Monday, May. 25, 1936

Castoria & Friends

Castoria, Listerine, Sal-Hepatica and four out of five of all the best-publicized drugs in the U. S. medicine cabinet last week congregated in Manhattan for an evangelical meeting of the Proprietary Association. This organization, headed for 22 years by Castoria's Frank Anthony Blair, is spokesman, defender and apologist for an industry which annually makes and sells $300,000,000 worth of medicines, antiseptics, and hygienic supplies.

Criticized by the American Medical Association, badgered by the Federal Food & Drug Administration and the Federal Trade Commission, heckled by Consumers' Research, rebuffed by self-respecting magazines and newspapers when the extravagant claims of occasional products verged on quackery, members of the Proprietary Association two years ago organ-ized an "advisory committee on advertising" to censor the commercial announcements of all its members. Hired as censor-in-chief was Edward H. Gardner, onetime professor of Advertising & Marketing at University of Wisconsin, more recently a pundit for J. Walter Thompson Co. During the year, Censor Gardner reported, drug manufacturers submitted $70,000,000 worth of advertising copy for approval. The advertised products ranged from Absorbine Jr. to Zymole Trokeys. A number of newspapers and magazines and the Mutual and Yankee radio networks, boasted the drug business censor, agreed to disseminate no advertising which he did not approve. Blacklisted with no appeal are drugs which claim to treat Bright's disease, tuberculosis, cancer, infantile paralysis, heart disease.

By such means members of the Proprietary Association expect to show clean and cheery faces to members of Congress who may impose new Federal regulations on an industry which is just learning to regulate itself. Advised Bayer's Aspirin's William E. Weiss: "Gentlemen, be on the alert for discriminatory legislation."

In a rare mood of humility, Castoria's Blair, an amiable whirlwind who habitually uses three telephones at once, referred his colleagues to the recent rash of books debunking the proprietary medicine industry, admitted: "We realize that to sell goods, advertising must have a punch. But we must fight to maintain our high standards, in an effort to eliminate the unscrupulous manufacturer. The packaged medicines industry has fought its way through gradual and quickening changes until it is outstanding for its exact standards, its scientific controls and its modern methods of packaging and distribution. In spite of their unfair premise, I believe that the muckraking books have had value at least to the extent of keeping us aware of our responsibilities. Complacency is sweet, but it is an enemy of progress and may lead to stagnation."

Feen-A-Mint's William H. Berg was especially wrought up over "street hawkers and pitchmen who peddle drugs from suitcases and wagons. They do $15,000,000 business a year. They slander our advertised products. They slander the American Medical Association. They should be stopped." Recently stopped by court order was Philadelphia Nuva-Dex Co., generally rated the biggest supplier of psyllium seeds, liniments and cure-alls of this irregular commerce.

Alka-Seltzer's A. H. Beardsley worried about cut-rate drugstores, said he circumvented them by selling his medicine only on consignment for sale at his own price.

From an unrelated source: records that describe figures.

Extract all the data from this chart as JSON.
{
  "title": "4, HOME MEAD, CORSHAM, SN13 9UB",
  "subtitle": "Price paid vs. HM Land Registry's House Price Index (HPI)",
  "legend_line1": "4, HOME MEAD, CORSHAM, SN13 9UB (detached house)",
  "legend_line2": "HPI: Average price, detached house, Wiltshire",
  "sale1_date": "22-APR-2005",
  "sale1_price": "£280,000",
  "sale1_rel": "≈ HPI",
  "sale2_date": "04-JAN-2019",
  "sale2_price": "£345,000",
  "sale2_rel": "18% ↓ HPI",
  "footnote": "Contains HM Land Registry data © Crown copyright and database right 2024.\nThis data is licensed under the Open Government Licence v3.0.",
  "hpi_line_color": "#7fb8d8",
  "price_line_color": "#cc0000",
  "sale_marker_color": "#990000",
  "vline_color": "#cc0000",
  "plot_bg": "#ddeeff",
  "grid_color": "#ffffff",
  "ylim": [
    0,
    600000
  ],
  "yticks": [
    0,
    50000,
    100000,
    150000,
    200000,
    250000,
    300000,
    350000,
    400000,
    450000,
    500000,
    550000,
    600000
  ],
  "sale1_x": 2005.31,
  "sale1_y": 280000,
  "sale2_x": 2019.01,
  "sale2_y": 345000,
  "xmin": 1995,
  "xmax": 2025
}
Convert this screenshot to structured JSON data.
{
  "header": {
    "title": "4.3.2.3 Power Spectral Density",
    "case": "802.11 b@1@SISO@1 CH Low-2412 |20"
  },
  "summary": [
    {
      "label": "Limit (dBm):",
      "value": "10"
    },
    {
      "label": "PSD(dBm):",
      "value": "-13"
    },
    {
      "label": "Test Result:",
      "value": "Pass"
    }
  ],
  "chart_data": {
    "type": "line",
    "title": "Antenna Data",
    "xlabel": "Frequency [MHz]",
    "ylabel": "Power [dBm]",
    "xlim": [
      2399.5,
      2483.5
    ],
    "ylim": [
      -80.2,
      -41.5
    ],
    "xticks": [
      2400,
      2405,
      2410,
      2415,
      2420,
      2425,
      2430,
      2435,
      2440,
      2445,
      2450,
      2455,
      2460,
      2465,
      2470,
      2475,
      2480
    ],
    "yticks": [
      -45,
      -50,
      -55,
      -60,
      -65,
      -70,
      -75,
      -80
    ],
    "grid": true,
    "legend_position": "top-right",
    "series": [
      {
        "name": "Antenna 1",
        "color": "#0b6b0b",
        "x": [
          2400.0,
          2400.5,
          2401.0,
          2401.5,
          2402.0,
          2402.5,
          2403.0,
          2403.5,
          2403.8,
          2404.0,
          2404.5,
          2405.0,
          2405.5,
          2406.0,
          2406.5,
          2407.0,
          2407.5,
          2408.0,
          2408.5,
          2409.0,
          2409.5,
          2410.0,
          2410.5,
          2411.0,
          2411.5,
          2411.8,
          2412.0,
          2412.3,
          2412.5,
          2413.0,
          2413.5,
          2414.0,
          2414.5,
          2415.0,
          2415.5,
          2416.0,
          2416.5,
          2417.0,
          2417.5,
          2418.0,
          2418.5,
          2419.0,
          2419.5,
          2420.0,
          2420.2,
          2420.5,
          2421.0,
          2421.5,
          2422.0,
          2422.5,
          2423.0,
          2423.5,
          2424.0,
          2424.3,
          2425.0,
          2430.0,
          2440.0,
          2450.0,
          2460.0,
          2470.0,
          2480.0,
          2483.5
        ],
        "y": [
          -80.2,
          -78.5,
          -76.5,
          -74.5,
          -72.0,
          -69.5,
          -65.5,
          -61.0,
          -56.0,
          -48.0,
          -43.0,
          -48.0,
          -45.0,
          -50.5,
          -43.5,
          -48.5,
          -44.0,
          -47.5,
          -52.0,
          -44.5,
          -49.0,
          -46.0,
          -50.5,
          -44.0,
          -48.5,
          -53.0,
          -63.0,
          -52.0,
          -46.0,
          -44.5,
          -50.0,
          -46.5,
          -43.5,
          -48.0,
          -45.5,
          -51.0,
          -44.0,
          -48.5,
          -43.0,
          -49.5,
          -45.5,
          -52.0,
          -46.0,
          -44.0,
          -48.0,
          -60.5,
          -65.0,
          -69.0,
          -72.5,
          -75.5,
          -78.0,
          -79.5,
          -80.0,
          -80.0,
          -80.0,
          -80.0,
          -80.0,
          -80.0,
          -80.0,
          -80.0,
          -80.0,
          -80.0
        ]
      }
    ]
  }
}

Less docile under criticism than the businessmen of the drug business were the scientists responsible for the purity and usefulness of commercialized drugs. Among those who resented criticism of their products was Dr. George Fults Reddish. Grandson, son and brother of physicians, Dr. Reddish studied chemistry and bacteriology, got a job with U. S. Food & Drug Administration, eventually was attracted to Lambert Pharmacal Co., which makes Listerine and put halitosis into the U. S. language. In fighting mood because of the American Medical Association's dislike of commercial antiseptics, Listerine's Reddish told the Proprietary Association last week:

"The A. M. A. states that these antiseptics are of no value and yet one of the greatest surgeons that ever lived laid the cornerstone of modern medicine with an antiseptic solution having the same germicidal strength as the antiseptics so rashly criticized. Lord Lister was able to prevent infections with a solution of carbolic acid. . . . This doesn't make sense, and yet this is the sort of statement which is being copied in critical books and other publica-tions throughout the country. Can it be that at this late day it is found that antiseptic surgery is a failure, that Lister was wrong?"